Ecstasy Catanzaro, o sucesso do estrategista Vivarini

Há pelo menos três bons motivos para a vitória em um clássico que transformou Catanzaro em uma cidade de noctívagos. Foi difícil adormecer e não pensar nas duas horas do “Ceravolo”. Gols de Iemmello e Biasci. Testados como mestres – em todos os aspectos, inclusive no caráter – dos Giallorossi. O mais lindo, porém, foram os rostos felizes de todos os protagonistas nas selfies sob o “Capraro”, como aquelas tiradas após os muitos sucessos do ano passado. De um grupo que está junto há dois anos, e que nas últimas temporadas entrou em simbiose com a torcida, mais uma demonstração de apego à camisa e ao clube. Até Vivarini, geralmente muito mais reservado em seus sorrisos, tinha um talvez maior que aquele – grande – impresso em seu rosto no final da partida de promoção em Salerno. Ele sabia que tinha feito um grande negócio, porque obviamente há muito dele no 2-0 contra o Cosenza.
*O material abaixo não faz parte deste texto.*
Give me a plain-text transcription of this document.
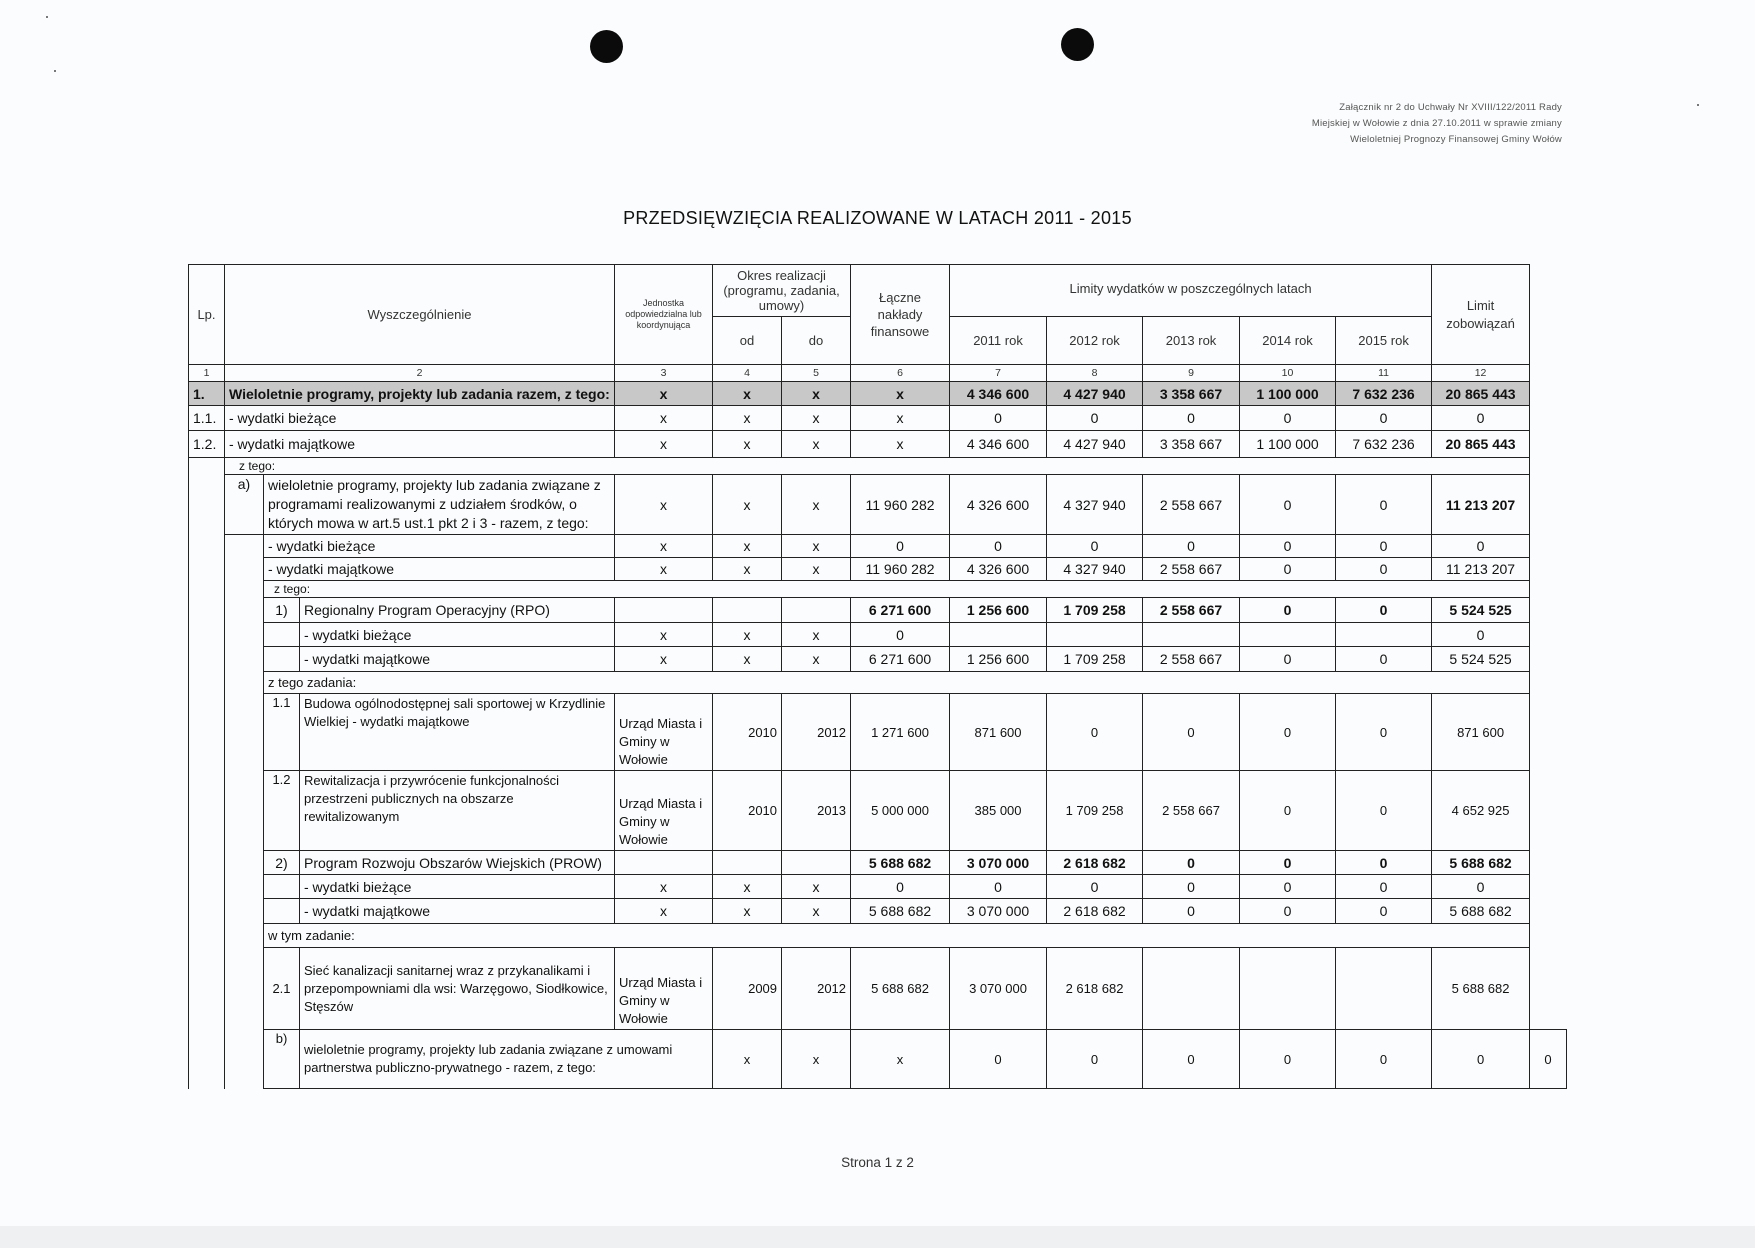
Załącznik nr 2 do Uchwały Nr XVIII/122/2011 Rady
Miejskiej w Wołowie z dnia 27.10.2011 w sprawie zmiany
Wieloletniej Prognozy Finansowej Gminy Wołów
PRZEDSIĘWZIĘCIA REALIZOWANE W LATACH 2011 - 2015
Lp.	Wyszczególnienie			Jednostka odpowiedzialna lub koordynująca	Okres realizacji (programu, zadania, umowy)		Łączne nakłady finansowe	Limity wydatków w poszczególnych latach					Limit zobowiązań	
					od	do		2011 rok	2012 rok	2013 rok	2014 rok	2015 rok		
1	2			3	4	5	6	7	8	9	10	11	12	
1.	Wieloletnie programy, projekty lub zadania razem, z tego:			x	x	x	x	4 346 600	4 427 940	3 358 667	1 100 000	7 632 236	20 865 443	
1.1.	- wydatki bieżące			x	x	x	x	0	0	0	0	0	0	
1.2.	- wydatki majątkowe			x	x	x	x	4 346 600	4 427 940	3 358 667	1 100 000	7 632 236	20 865 443	
	z tego:													
	a)	wieloletnie programy, projekty lub zadania związane z programami realizowanymi z udziałem środków, o których mowa w art.5 ust.1 pkt 2 i 3 - razem, z tego:		x	x	x	11 960 282	4 326 600	4 327 940	2 558 667	0	0	11 213 207	
		- wydatki bieżące		x	x	x	0	0	0	0	0	0	0	
		- wydatki majątkowe		x	x	x	11 960 282	4 326 600	4 327 940	2 558 667	0	0	11 213 207	
		z tego:												
		1)	Regionalny Program Operacyjny (RPO)				6 271 600	1 256 600	1 709 258	2 558 667	0	0	5 524 525	
			- wydatki bieżące	x	x	x	0						0	
			- wydatki majątkowe	x	x	x	6 271 600	1 256 600	1 709 258	2 558 667	0	0	5 524 525	
		z tego zadania:												
		1.1	Budowa ogólnodostępnej sali sportowej w Krzydlinie Wielkiej - wydatki majątkowe	Urząd Miasta i Gminy w Wołowie	2010	2012	1 271 600	871 600	0	0	0	0	871 600	
		1.2	Rewitalizacja i przywrócenie funkcjonalności przestrzeni publicznych na obszarze rewitalizowanym	Urząd Miasta i Gminy w Wołowie	2010	2013	5 000 000	385 000	1 709 258	2 558 667	0	0	4 652 925	
		2)	Program Rozwoju Obszarów Wiejskich (PROW)				5 688 682	3 070 000	2 618 682	0	0	0	5 688 682	
			- wydatki bieżące	x	x	x	0	0	0	0	0	0	0	
			- wydatki majątkowe	x	x	x	5 688 682	3 070 000	2 618 682	0	0	0	5 688 682	
		w tym zadanie:												
		2.1	Sieć kanalizacji sanitarnej wraz z przykanalikami i przepompowniami dla wsi: Warzęgowo, Siodłkowice, Stęszów	Urząd Miasta i Gminy w Wołowie	2009	2012	5 688 682	3 070 000	2 618 682				5 688 682	
		b)	wieloletnie programy, projekty lub zadania związane z umowami partnerstwa publiczno-prywatnego - razem, z tego:		x	x	x	0	0	0	0	0	0	0
Strona 1 z 2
Em estratégia, tática e atitude, o técnico do Abruzzo dominou o duelo com o colega e se deu o presente de aniversário mais importante no banco dos Giallorossi: na quinta-feira, dia 30, apagará duas velas.
Para vencer o clássico, Vivarini mudou algumas coisas e deixou outras sairem iguais. A primeira mudança foi a opção de fazer os adversários driblar mais, algo novo. Neste campeonato apenas uma vez antes de domingo Catanzaro teve menos posse de bola: no 3-0 frente ao Spezia com um valor definitivo (baseado nos cálculos de Wyscout) ainda mais ou menos equilibrado, 47,5% para Iemmello e seus companheiros, 52,5% para os Ligurianos.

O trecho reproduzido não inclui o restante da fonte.